This was one of my proudest moments as a mother to date. In December 2006, my daughters were chosen to sing a duet at our school’s annual Advent program. Being that they were born into a family with musical genes, and knowing how much music has transformed and enriched my own life, it’s hard to describe the joy I felt that evening. Tomorrow night, this event, my favorite of the school year, will take place again. My oldest daughter will be narrator, and my youngest, part of the choir. It will be a night of story, dancing, song and heart. By the end of it, there will be few faces without tears. I will share more about why after the event itself. For now, it was fun for me to pull out a photo from that night two years ago and note how much they’ve changed since then. I look at this photo and think of my sister and I singing our duets for state music competitions all those years ago, and how it bonded us forever. And I think again about the incredible gift of music, especially when it’s shared with a sister. Even if my girls don’t appreciate this now, they will someday, I’m sure of it.
I dug up a journal entry from two years back revealing some of my feelings leading up to that year’s Advent program (see excerpt below).

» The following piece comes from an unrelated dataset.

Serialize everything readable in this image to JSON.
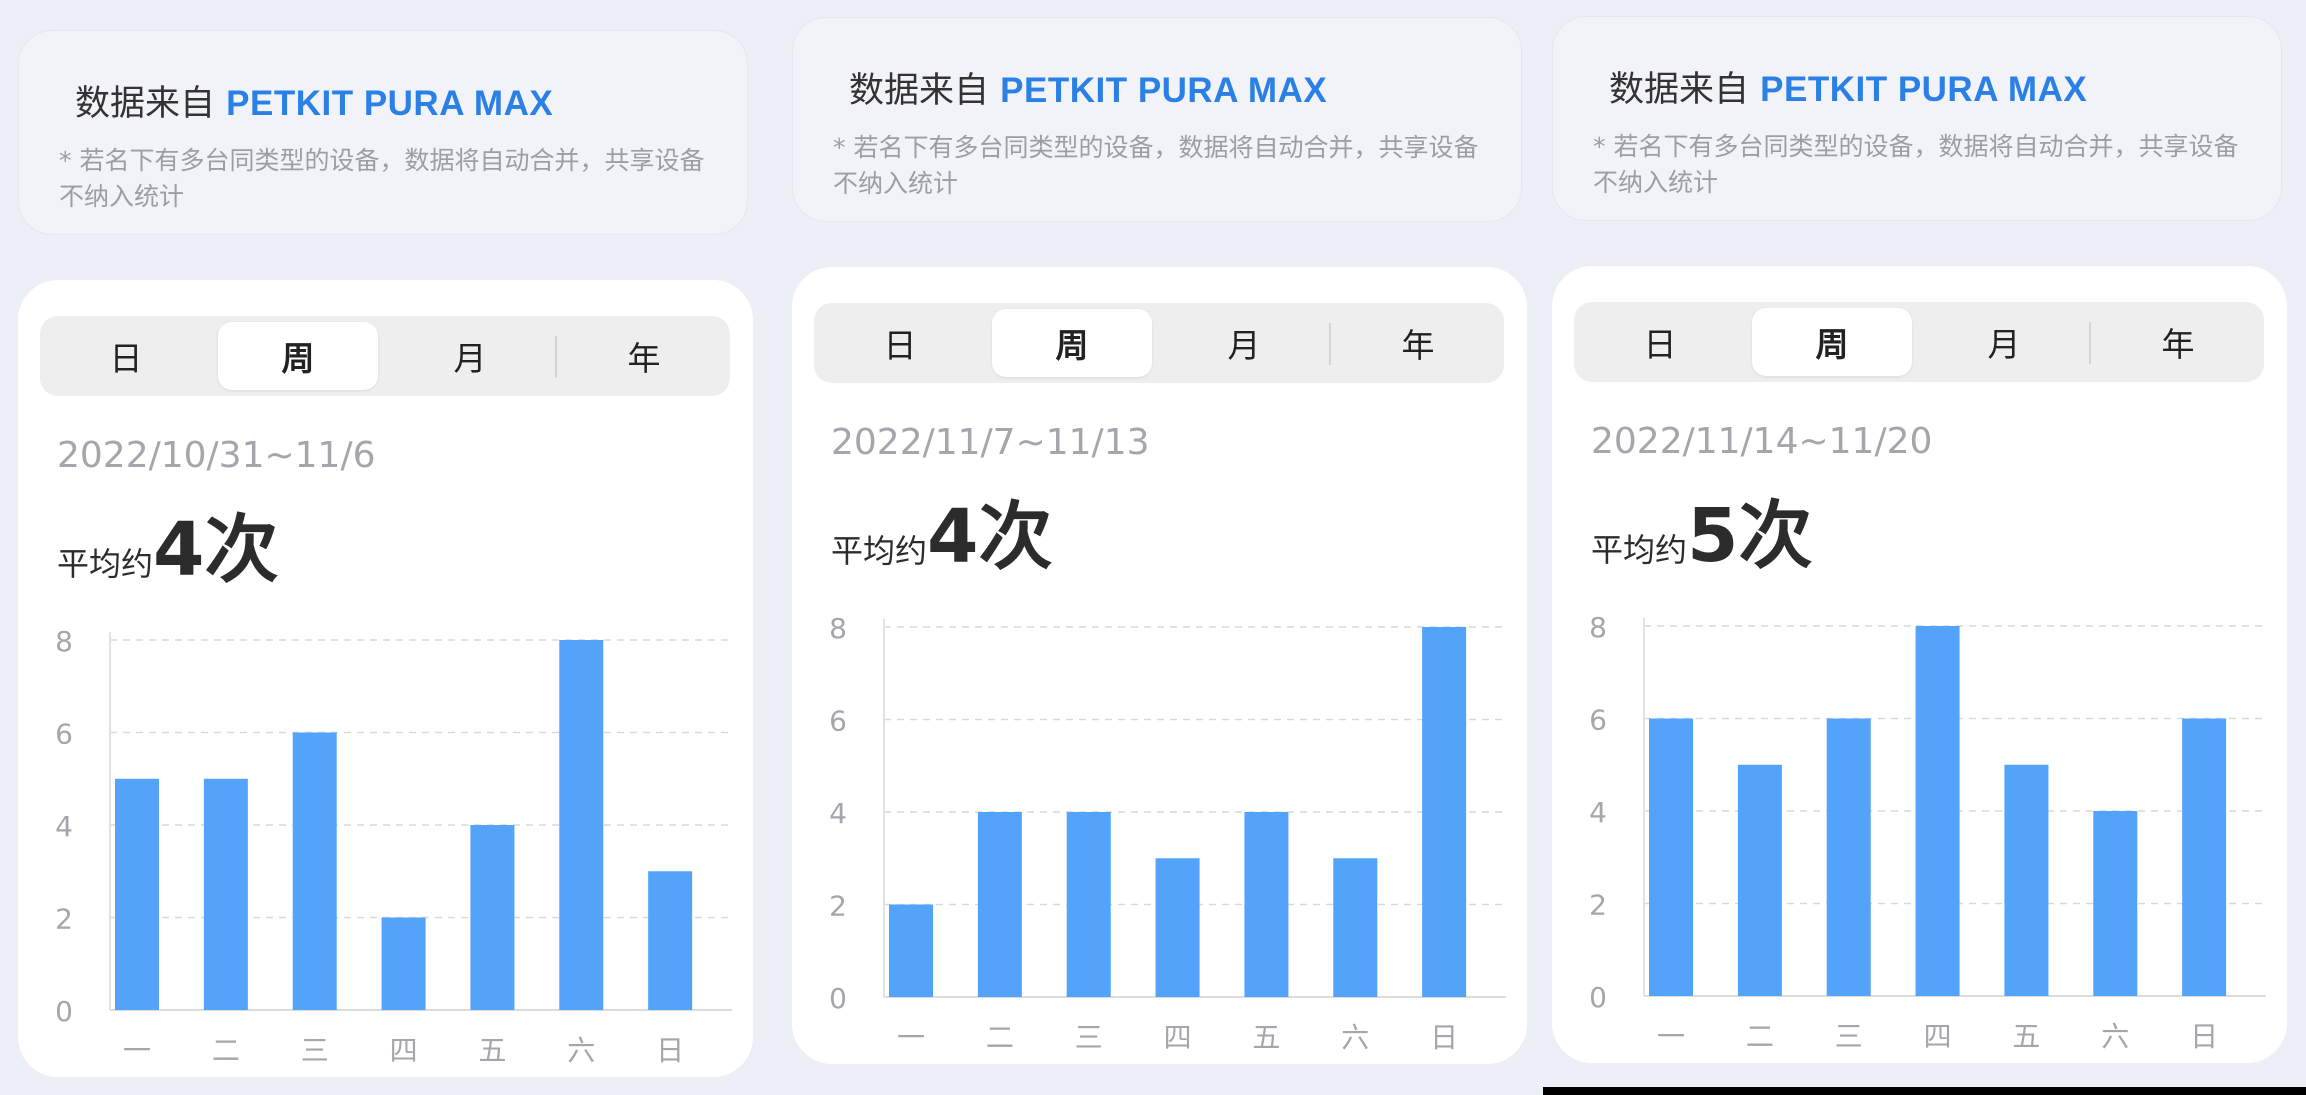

We’ll see how it compares with tomorrow’s experience. Regardless, I can’t wait, not just because of my daughters’ involvement but because several of my friends have been a large part of putting this event together, too, and I know the message of the evening will stir me, as it does every year. Without a doubt, the Christmas season will become more meaningful to me and all those present after tomorrow.
“Okay, are you ready to sing?” I ask. “I will say 1, 2, 3, and you start.” And so I do, thinking they will hesitate. But they both chime in, instantaneously, perfectly on cue. I am driving my husband’s vehicle, my feet on the floor and hands on the steering wheel, but as their voices sing out, here in the bronco, I feel like my body could very well begin floating. Their sweet, melodic voices, their energy and innocence, engulf me. It fills the car, and it fills my heart, note by note, trickling music juice into my body.